Get physical in the voice booth! Your performance will be far better if you learn to express the words you are saying with your arm and hand movements. Underline in the air the words that are meant to be emphasised or punch the air for power “hit” words. Use actual ironic speech marks in the air when appropriate, and make all the facial expressions you like to convey the emotion of the script whether it is acting or narration. Your performance will be enhanced enormously by physically “acting out” what you’re saying by your upper body!
Always make a great first impression. If you’re recording and editing voice over scripts in the order that they come in, and you’re in the middle of an urgent job to do for an existing client, what do you do if suddenly an enquiry comes in from a potential new client? Yes of course, you would just take 2 minutes out to reply to that new client, and they will be impressed with your speed of response and you’ll probably get the job.
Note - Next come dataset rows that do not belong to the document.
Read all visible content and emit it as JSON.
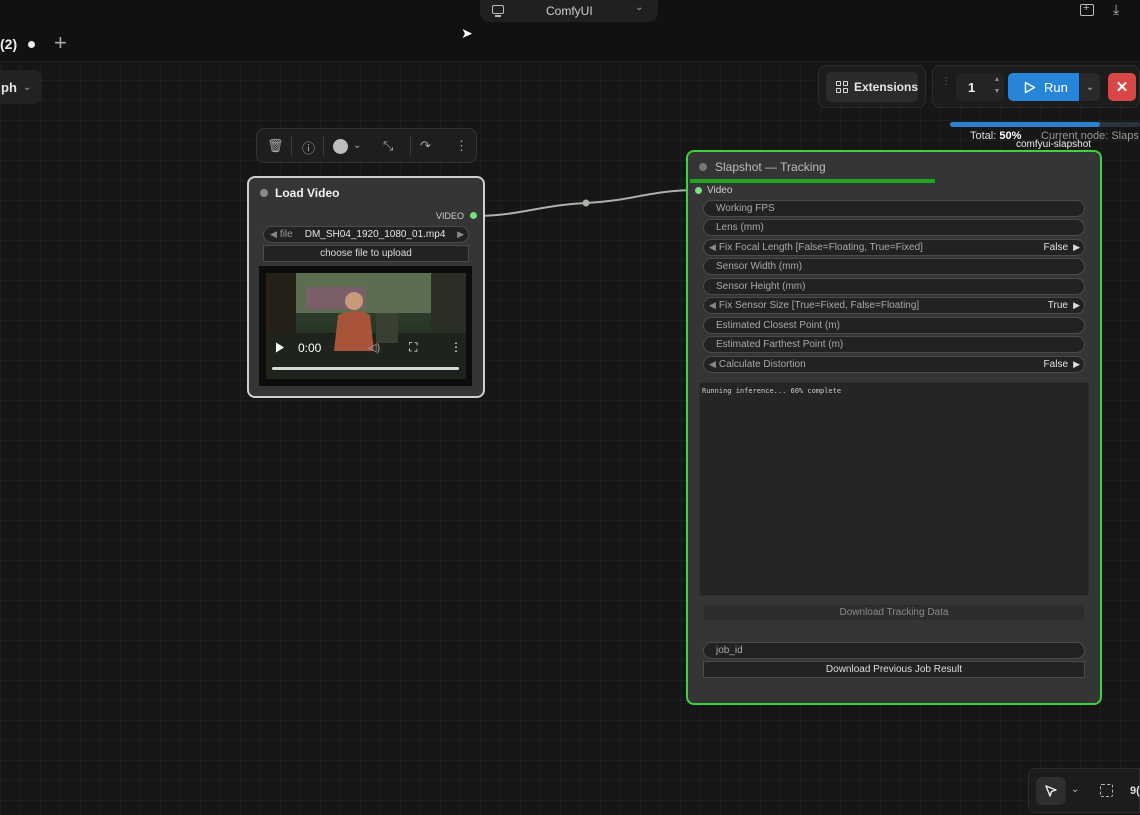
{
  "topbar": {
    "workflow_title": "ComfyUI",
    "tab_label": "(2)",
    "tab_add": "+"
  },
  "graph_selector": {
    "label": "ph",
    "chevron": "⌄"
  },
  "toolbar": {
    "extensions_label": "Extensions",
    "batch_count": "1",
    "run_label": "Run",
    "stop_symbol": "✕"
  },
  "progress": {
    "total_label": "Total:",
    "total_value": "50%",
    "fraction": 0.5,
    "current_node": "Current node: Slaps"
  },
  "load_video": {
    "title": "Load Video",
    "output_label": "VIDEO",
    "file_label": "file",
    "file_value": "DM_SH04_1920_1080_01.mp4",
    "upload_label": "choose file to upload",
    "time": "0:00"
  },
  "slapshot": {
    "badge": "comfyui-slapshot",
    "title": "Slapshot — Tracking",
    "input_label": "Video",
    "fields": {
      "working_fps": "Working FPS",
      "lens": "Lens (mm)",
      "fix_focal_length_label": "Fix Focal Length  [False=Floating, True=Fixed]",
      "fix_focal_length_value": "False",
      "sensor_width": "Sensor Width (mm)",
      "sensor_height": "Sensor Height (mm)",
      "fix_sensor_size_label": "Fix Sensor Size  [True=Fixed, False=Floating]",
      "fix_sensor_size_value": "True",
      "closest_point": "Estimated Closest Point (m)",
      "farthest_point": "Estimated Farthest Point (m)",
      "calc_distortion_label": "Calculate Distortion",
      "calc_distortion_value": "False"
    },
    "console_text": "Running inference... 60% complete",
    "inference_progress": 0.6,
    "download_tracking": "Download Tracking Data",
    "job_id_placeholder": "job_id",
    "download_previous": "Download Previous Job Result"
  },
  "canvas_controls": {
    "zoom": "9("
  },
  "colors": {
    "accent": "#2684d9",
    "running": "#3fd13f",
    "stop": "#d94646"
  }
}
There’s a school of thought that says you should always leave people waiting a bit, because this gives the impression that you’re important and you are really in demand, and if you reply too fast you are acting a little bit desperate, but in my experience, it's the new client who is desperate, and if you don't reply straight away, they will simply find someone else.
Finally….learn to respect your voice! Get into the habit of drinking a glass of water every hour during the day, eat healthily and exercise daily. Try not to cough to clear your voice, and when you have to shout, either for a voice acting job or if you are in an argument in real life, be aware of the damage this could be doing, so learn the illusionary acting technique for shouting, that “sounds” loud, but isn’t actually and won’t harm the vocal cords as much.